Hillary Clinton unveiled her plan to fix the Department Veterans Affairs yesterday in Derry, New Hampshire, but it was an exchange between the presidential hopeful and a frustrated veteran that exposed her true thoughts on the slipshod agency.

Not only did Clinton seem disingenuous in her concern for the veteran, she defended the Obama administration’s half-hearted efforts to address rampant incompetence and mismanagement that’s leaving veterans without the medical care they deserve.

“I was very glad to hear you talk about New Hampshire not having a full service hospital, first of all, a lot of us have been fighting that for many years,” the white-haired vet told Clinton in a live MSNBC broadcast that was later posted to YouTube.

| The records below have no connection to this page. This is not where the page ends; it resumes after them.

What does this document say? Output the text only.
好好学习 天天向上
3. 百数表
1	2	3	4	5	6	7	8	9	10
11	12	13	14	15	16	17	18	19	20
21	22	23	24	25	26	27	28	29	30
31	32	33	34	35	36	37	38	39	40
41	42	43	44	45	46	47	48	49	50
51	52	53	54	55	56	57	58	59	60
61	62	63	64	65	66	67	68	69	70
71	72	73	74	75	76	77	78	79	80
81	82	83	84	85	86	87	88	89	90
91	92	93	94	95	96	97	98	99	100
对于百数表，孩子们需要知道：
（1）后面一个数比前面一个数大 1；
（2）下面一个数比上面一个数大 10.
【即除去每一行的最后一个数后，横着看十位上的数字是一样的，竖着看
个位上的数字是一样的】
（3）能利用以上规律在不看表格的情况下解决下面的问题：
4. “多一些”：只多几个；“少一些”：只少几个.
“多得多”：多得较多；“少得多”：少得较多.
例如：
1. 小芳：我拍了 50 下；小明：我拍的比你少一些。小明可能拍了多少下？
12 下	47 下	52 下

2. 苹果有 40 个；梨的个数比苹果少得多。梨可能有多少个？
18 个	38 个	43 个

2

“Secondly, as a Vietnam veteran who filed for an increase in my service … disability six years ago and it’s still pending. I was at the VA medical center yesterday for my fourth examination. Six years and it’s still going on,” the man said. “I tell people this on the outside and they think I’m crazy. They say, ‘How can the VA take six years to process a claim.’ …

“So I’m very happy you can talk about those two things, for sure.”

Clinton, however, seemed more interested in talking about the “progress” the Obama administration has made in recent years.

“Well, I want to,” Clinton said before rephrasing her approach.

“We’ve made a little progress in the last year or two in processing claims,” she said, “we still have a big backlog, as you know personally and we’re getting an increasing backlog in appeals from denials or only partial approvals.”

She then went into her very vague “all hands on deck” plan, which apparently involves hiring a lots of lawyers and number crunchers.

“I think we need a kind of all-hands-on-deck program, where I’d be open to working with VSOs and others. Let’s recruit people who have some accounting, some legal, some other experience and let’s put them to work on this,” Clinton said.

“It’s not just a question of getting everything on the computer, which we need to do also, but while we’re dealing with all this paper, let’s get more hands and eyes to help us,” she continued. “That’s one of my goals. Let’s just tackle it like we would tackle any other challenge in our country and get everyone who can to participate.”

“Maybe the next time I see you, we will make some progress, Bob,” Clinton told the vet with a nervous laugh.

“I hope so,” he said.

Some of the “progress” the current administration has made on the scandal plagued VA system was highlighted recently in a 12 News report about the Phoenix VA, where veterans are protesting the local medical center’s culture of corruption.

Recent reports in The Arizona Republic alleged a federal task force sent in to investigate the local hospital’s history of fudging patient wait times and toxic work environment was met with indifference and hostility by management.

“It’s just disappointing,” Navy veteran John Keith, who was among a handful of protesters outside the hospital Monday, told 12 News. “It just needs to be changed from the top down and the more we talk about it, the more veterans die.”

“The employees, the little guys are really trying to do what they need to do. Maintain their family, their integrity. But they’re being hindered by upper level management,” said C. Tyrone Dumax, a disabled U.S. Army veteran.

The March 30 report by a panel of national experts highlighted by The Arizona Republic alleged that when the task force went in to help last spring, the place was a mess and nobody seemed to want to fix it.

“Our hands were tied at every decision point,” the panel wrote, according to the news site. “Instead of our expectation to work with a leadership team that genuinely desired positive change, we were met with a leadership team that displayed obstructionist attitudes, and clearly lacked integrity.”

“But perhaps the most glaring find was the poor state of the office culture,” the report continued.

“There were widespread allegations of employee mistreatment, retaliatory tactics, illegal hiring practices, veteran discrimination, nepotism, bullying and an overall abuse of power. The work environment was clearly toxic, and having a negative impact on HR operations, which ultimately impacted their core mission of hiring those who could provide access to care.”

A video recently leaked to DisabledVeterans.org also exposed exactly how VA employees are spending their time while veterans wait for hours or days or years for treatment.

The video shows employees at the Tomah, Wisconsin VA acting out the kids game “Hungry Hungry Hippos” on a gymnasium floor for the better part of the work day.

That “Civility Respect Engagement in the Workplace” exercise Oct. 30 also featured other carnival games. The event occurred at the same VA hospital run by psychiatrist David Houlihan, whom staff members have dubbed the “Candy Man” for staggering number of opiate prescriptions he doled out to his zombified patients, The American Mirror reports.